IborderCtrl, tout comme Itflows, ont été financés dans le cadre d’Horizon 2020. Ce programme de recherche et développement représente « 50 % du financement public total pour la recherche en sécurité de l’UE », précise le site spécialisé Technopolice.
Nécessité de réguler les nouvelles technologies
En dehors des travaux de chercheurs spécialisés et des enquêtes journalistiques, le développement des technologies comme Itflows par l’UE se fait souvent dans une grande opacité. De nombreuses ONG réclament davantage de transparence.
« Nous avons besoin de lois et de politiques plus fortes qui protègent solidement le droit international de migrer et de demander l’asile », insiste Petra Molnar, L’une des premières étapes consisterait, selon elle, à « impliquer les communautés affectées dans le débat » autour de ces technologies.
Au sein de l’UE, un plan de régulation de l’usage de l’intelligence artificielle est en cours de discussion.
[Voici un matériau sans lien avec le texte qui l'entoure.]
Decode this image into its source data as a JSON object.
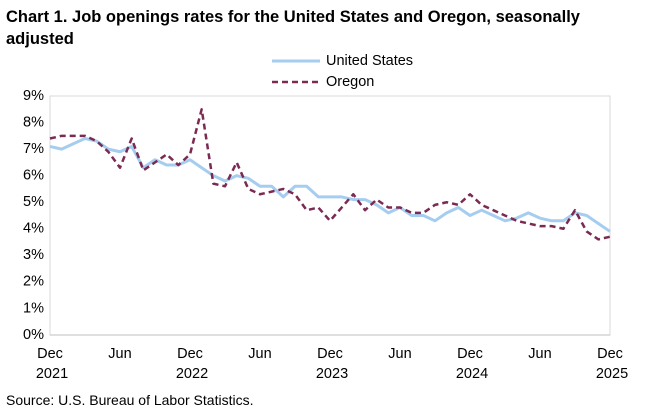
{
  "chart_data": {
    "type": "line",
    "title": "Chart 1. Job openings rates for the United States and Oregon, seasonally adjusted",
    "source": "Source: U.S. Bureau of Labor Statistics.",
    "categories": [
      "Dec 2021",
      null,
      null,
      null,
      null,
      null,
      "Jun",
      null,
      null,
      null,
      null,
      null,
      "Dec 2022",
      null,
      null,
      null,
      null,
      null,
      "Jun",
      null,
      null,
      null,
      null,
      null,
      "Dec 2023",
      null,
      null,
      null,
      null,
      null,
      "Jun",
      null,
      null,
      null,
      null,
      null,
      "Dec 2024",
      null,
      null,
      null,
      null,
      null,
      "Jun",
      null,
      null,
      null,
      null,
      null,
      "Dec 2025"
    ],
    "series": [
      {
        "name": "United States",
        "color": "#a5cdf0",
        "dashed": false,
        "values": [
          7.1,
          7.0,
          7.2,
          7.4,
          7.3,
          7.0,
          6.9,
          7.1,
          6.3,
          6.6,
          6.4,
          6.4,
          6.6,
          6.3,
          6.0,
          5.8,
          6.0,
          5.9,
          5.6,
          5.6,
          5.2,
          5.6,
          5.6,
          5.2,
          5.2,
          5.2,
          5.1,
          5.1,
          4.9,
          4.6,
          4.8,
          4.5,
          4.5,
          4.3,
          4.6,
          4.8,
          4.5,
          4.7,
          4.5,
          4.3,
          4.4,
          4.6,
          4.4,
          4.3,
          4.3,
          4.6,
          4.5,
          4.2,
          3.9
        ]
      },
      {
        "name": "Oregon",
        "color": "#7b2a52",
        "dashed": true,
        "values": [
          7.4,
          7.5,
          7.5,
          7.5,
          7.3,
          6.9,
          6.3,
          7.4,
          6.2,
          6.5,
          6.8,
          6.4,
          6.8,
          8.5,
          5.7,
          5.6,
          6.5,
          5.5,
          5.3,
          5.4,
          5.5,
          5.3,
          4.7,
          4.8,
          4.3,
          4.8,
          5.3,
          4.7,
          5.1,
          4.8,
          4.8,
          4.6,
          4.6,
          4.9,
          5.0,
          4.9,
          5.3,
          4.9,
          4.7,
          4.5,
          4.3,
          4.2,
          4.1,
          4.1,
          4.0,
          4.7,
          3.9,
          3.6,
          3.7
        ]
      }
    ],
    "ylim": [
      0,
      9
    ],
    "yticks": [
      {
        "value": 0,
        "label": "0%"
      },
      {
        "value": 1,
        "label": "1%"
      },
      {
        "value": 2,
        "label": "2%"
      },
      {
        "value": 3,
        "label": "3%"
      },
      {
        "value": 4,
        "label": "4%"
      },
      {
        "value": 5,
        "label": "5%"
      },
      {
        "value": 6,
        "label": "6%"
      },
      {
        "value": 7,
        "label": "7%"
      },
      {
        "value": 8,
        "label": "8%"
      },
      {
        "value": 9,
        "label": "9%"
      }
    ],
    "grid": false
  }
}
Il s’agit de l’AI Act. Les parlementaires européens ont jusqu’à la fin de l’année, au moins, pour amender le texte initial. Petra Molnar, qui a proposé une série d’amendements avec d’autres experts de la société civile, espère que ces négociations aboutiront à « l’interdiction totale des technologies d’analyse prédictive » comme Itflows, avant que celles-ci ne soient mises en œuvre.